Library Quick Reference
Pandas Basics
import pandas as pd
# Read data
df = pd.read_csv('data.csv')
# Basic operations
df.head() # First 5 rows
df.describe() # Summary stats
df.info() # Column types
# Filtering
df[df['column'] > value]
df.query('column > @value')
# Grouping
df.groupby('team').mean()
df.groupby(['team', 'year']).agg({'pts': 'sum'})
# Merging
pd.merge(df1, df2, on='key')
df1.join(df2, on='key')
NumPy Basics
import numpy as np
# Array creation
arr = np.array([1, 2, 3])
zeros = np.zeros((3, 4))
ones = np.ones((2, 3))
# Statistics
np.mean(arr)
np.std(arr)
np.percentile(arr, 75)
# Random
np.random.normal(mean, std, size)
np.random.choice(arr, size, replace=True)
Matplotlib Basics
import matplotlib.pyplot as plt
# Basic plot
plt.figure(figsize=(10, 6))
plt.plot(x, y, label='Series')
plt.xlabel('X Label')
plt.ylabel('Y Label')
plt.title('Title')
plt.legend()
plt.savefig('plot.png', dpi=150)
plt.show()
# Scatter plot
plt.scatter(x, y, c=colors, s=sizes)
# Histogram
plt.hist(data, bins=30, edgecolor='black')
# Bar chart
plt.bar(categories, values)
Seaborn Basics
import seaborn as sns
# Distribution
sns.histplot(df['column'], kde=True)
sns.kdeplot(df['column'])
# Relationships
sns.scatterplot(data=df, x='x', y='y', hue='group')
sns.regplot(data=df, x='x', y='y')
# Categorical
sns.boxplot(data=df, x='category', y='value')
sns.barplot(data=df, x='category', y='value')
# Heatmap
sns.heatmap(correlation_matrix, annot=True)
Scikit-Learn Basics
from sklearn.linear_model import LinearRegression, LogisticRegression
from sklearn.model_selection import train_test_split
from sklearn.metrics import mean_squared_error, accuracy_score
# Split data
X_train, X_test, y_train, y_test = train_test_split(X, y, test_size=0.2)
# Linear regression
model = LinearRegression()
model.fit(X_train, y_train)
predictions = model.predict(X_test)
mse = mean_squared_error(y_test, predictions)
# Logistic regression
clf = LogisticRegression()
clf.fit(X_train, y_train)
accuracy = accuracy_score(y_test, clf.predict(X_test))
NFL Data Access
Using nfl-data-py
import nfl_data_py as nfl
# Load play-by-play
pbp = nfl.import_pbp_data([2022, 2023])
# Load schedules
schedules = nfl.import_schedules([2022, 2023])
# Load rosters
rosters = nfl.import_rosters([2022, 2023])
# Load combine data
combine = nfl.import_combine_data([2020, 2021, 2022])
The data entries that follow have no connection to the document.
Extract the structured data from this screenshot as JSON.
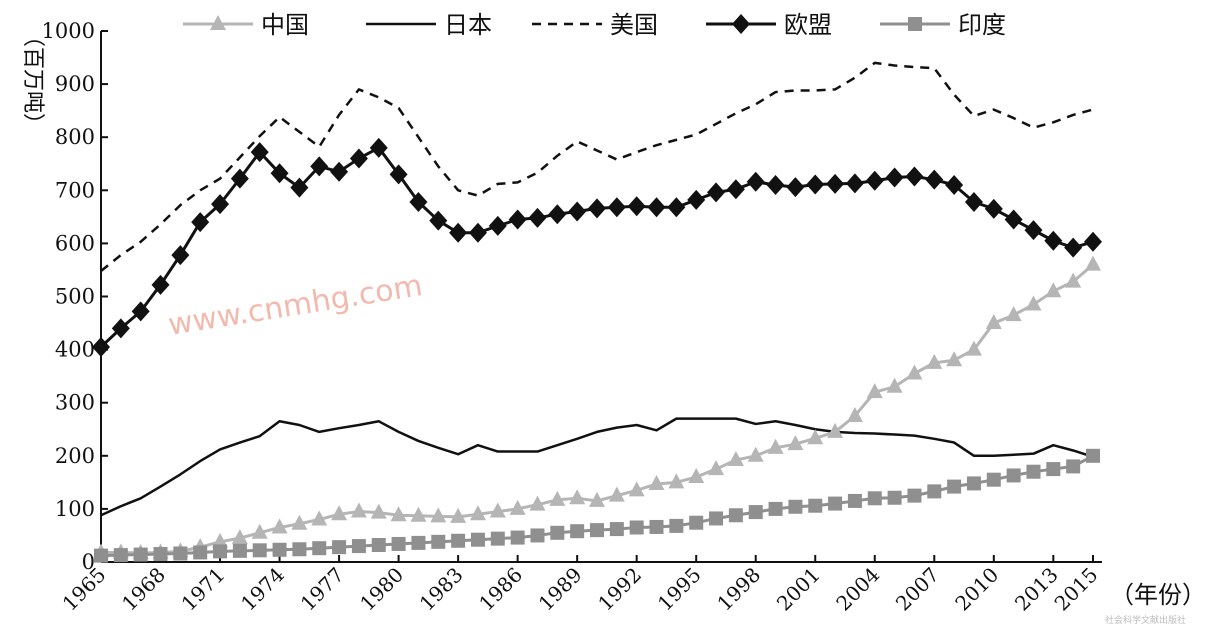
{
  "chart_data": {
    "type": "line",
    "ylabel": "（百万吨）",
    "xlabel": "（年份）",
    "ylim": [
      0,
      1000
    ],
    "xlim": [
      1965,
      2015
    ],
    "yticks": [
      0,
      100,
      200,
      300,
      400,
      500,
      600,
      700,
      800,
      900,
      1000
    ],
    "xticks": [
      1965,
      1968,
      1971,
      1974,
      1977,
      1980,
      1983,
      1986,
      1989,
      1992,
      1995,
      1998,
      2001,
      2004,
      2007,
      2010,
      2013,
      2015
    ],
    "legend_position": "top",
    "grid": false,
    "x": [
      1965,
      1966,
      1967,
      1968,
      1969,
      1970,
      1971,
      1972,
      1973,
      1974,
      1975,
      1976,
      1977,
      1978,
      1979,
      1980,
      1981,
      1982,
      1983,
      1984,
      1985,
      1986,
      1987,
      1988,
      1989,
      1990,
      1991,
      1992,
      1993,
      1994,
      1995,
      1996,
      1997,
      1998,
      1999,
      2000,
      2001,
      2002,
      2003,
      2004,
      2005,
      2006,
      2007,
      2008,
      2009,
      2010,
      2011,
      2012,
      2013,
      2014,
      2015
    ],
    "series": [
      {
        "name": "中国",
        "color": "#b5b5b5",
        "marker": "triangle",
        "dash": "",
        "values": [
          18,
          18,
          17,
          18,
          20,
          28,
          38,
          45,
          55,
          65,
          72,
          80,
          90,
          95,
          93,
          88,
          87,
          86,
          85,
          90,
          95,
          100,
          108,
          117,
          120,
          115,
          125,
          135,
          147,
          150,
          160,
          175,
          192,
          200,
          215,
          222,
          233,
          245,
          275,
          320,
          330,
          355,
          375,
          380,
          400,
          450,
          465,
          485,
          510,
          528,
          560
        ]
      },
      {
        "name": "日本",
        "color": "#111111",
        "marker": "none",
        "dash": "",
        "values": [
          88,
          105,
          120,
          142,
          165,
          190,
          212,
          225,
          237,
          265,
          258,
          245,
          252,
          258,
          265,
          245,
          228,
          215,
          203,
          220,
          208,
          208,
          208,
          220,
          232,
          245,
          253,
          258,
          248,
          270,
          270,
          270,
          270,
          260,
          265,
          258,
          250,
          245,
          243,
          242,
          240,
          238,
          232,
          225,
          200,
          200,
          202,
          204,
          220,
          210,
          198
        ]
      },
      {
        "name": "美国",
        "color": "#111111",
        "marker": "none",
        "dash": "9,7",
        "values": [
          548,
          578,
          603,
          636,
          672,
          700,
          722,
          762,
          802,
          838,
          810,
          782,
          842,
          890,
          875,
          855,
          800,
          745,
          700,
          690,
          712,
          715,
          733,
          765,
          792,
          775,
          758,
          772,
          785,
          795,
          805,
          825,
          845,
          862,
          885,
          888,
          888,
          890,
          912,
          940,
          935,
          932,
          930,
          880,
          840,
          852,
          836,
          818,
          828,
          842,
          852
        ]
      },
      {
        "name": "欧盟",
        "color": "#111111",
        "marker": "diamond",
        "dash": "",
        "values": [
          405,
          440,
          472,
          522,
          578,
          640,
          674,
          722,
          772,
          732,
          705,
          745,
          735,
          760,
          780,
          730,
          678,
          643,
          620,
          620,
          633,
          645,
          648,
          655,
          660,
          666,
          668,
          670,
          668,
          668,
          682,
          696,
          702,
          716,
          710,
          706,
          711,
          712,
          713,
          718,
          724,
          726,
          720,
          710,
          678,
          665,
          645,
          625,
          605,
          592,
          603
        ]
      },
      {
        "name": "印度",
        "color": "#8f8f8f",
        "marker": "square",
        "dash": "",
        "values": [
          12,
          13,
          14,
          15,
          16,
          18,
          20,
          21,
          22,
          23,
          24,
          26,
          28,
          30,
          32,
          34,
          36,
          38,
          40,
          42,
          44,
          46,
          50,
          55,
          58,
          60,
          62,
          65,
          66,
          68,
          74,
          82,
          88,
          94,
          100,
          104,
          106,
          110,
          115,
          120,
          121,
          125,
          133,
          142,
          148,
          155,
          163,
          170,
          175,
          180,
          200
        ]
      }
    ]
  },
  "watermark": "www.cnmhg.com",
  "credit": "社会科学文献出版社"
}
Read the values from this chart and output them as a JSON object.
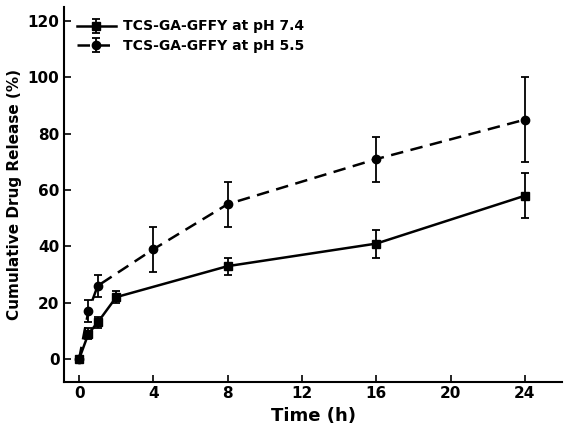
{
  "ph74_x": [
    0,
    0.5,
    1,
    2,
    8,
    16,
    24
  ],
  "ph74_y": [
    0,
    9,
    13,
    22,
    33,
    41,
    58
  ],
  "ph74_yerr": [
    0,
    2,
    2,
    2,
    3,
    5,
    8
  ],
  "ph55_x": [
    0,
    0.5,
    1,
    4,
    8,
    16,
    24
  ],
  "ph55_y": [
    0,
    17,
    26,
    39,
    55,
    71,
    85
  ],
  "ph55_yerr": [
    0,
    4,
    4,
    8,
    8,
    8,
    15
  ],
  "xlabel": "Time (h)",
  "ylabel": "Cumulative Drug Release (%)",
  "legend_ph74": "TCS-GA-GFFY at pH 7.4",
  "legend_ph55": "TCS-GA-GFFY at pH 5.5",
  "xlim": [
    -0.8,
    26
  ],
  "ylim": [
    -8,
    125
  ],
  "xticks": [
    0,
    4,
    8,
    12,
    16,
    20,
    24
  ],
  "yticks": [
    0,
    20,
    40,
    60,
    80,
    100,
    120
  ],
  "line_color": "#000000",
  "bg_color": "#ffffff"
}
Common Columns (Play-by-Play)
| Column | Description |
|---|---|
| play_id | Unique play identifier |
| game_id | Game identifier |
| posteam | Team with possession |
| defteam | Defensive team |
| down | Current down |
| ydstogo | Yards to first down |
| yardline_100 | Yards from endzone |
| play_type | Type of play |
| yards_gained | Yards gained |
| epa | Expected Points Added |
| wp | Win probability |
Project Structure
Recommended directory structure:
nfl-analytics-project/
├── data/
│ ├── raw/
│ └── processed/
├── notebooks/
│ ├── 01-data-exploration.ipynb
│ └── 02-analysis.ipynb
├── src/
│ ├── __init__.py
│ ├── data_loading.py
│ ├── analysis.py
│ └── visualization.py
├── tests/
│ └── test_analysis.py
├── requirements.txt
└── README.md
Troubleshooting
Common Issues
Import Errors:
pip install --upgrade <library>
Version Conflicts:
pip install <library>==<version>
Memory Issues:
- Use chunksize parameter in pd.read_csv()
- Filter data early in pipeline
- Use appropriate dtypes
Plotting Not Showing:
%matplotlib inline
plt.show()
This appendix provides the technical foundation for running code examples. Refer back as needed when setting up your environment.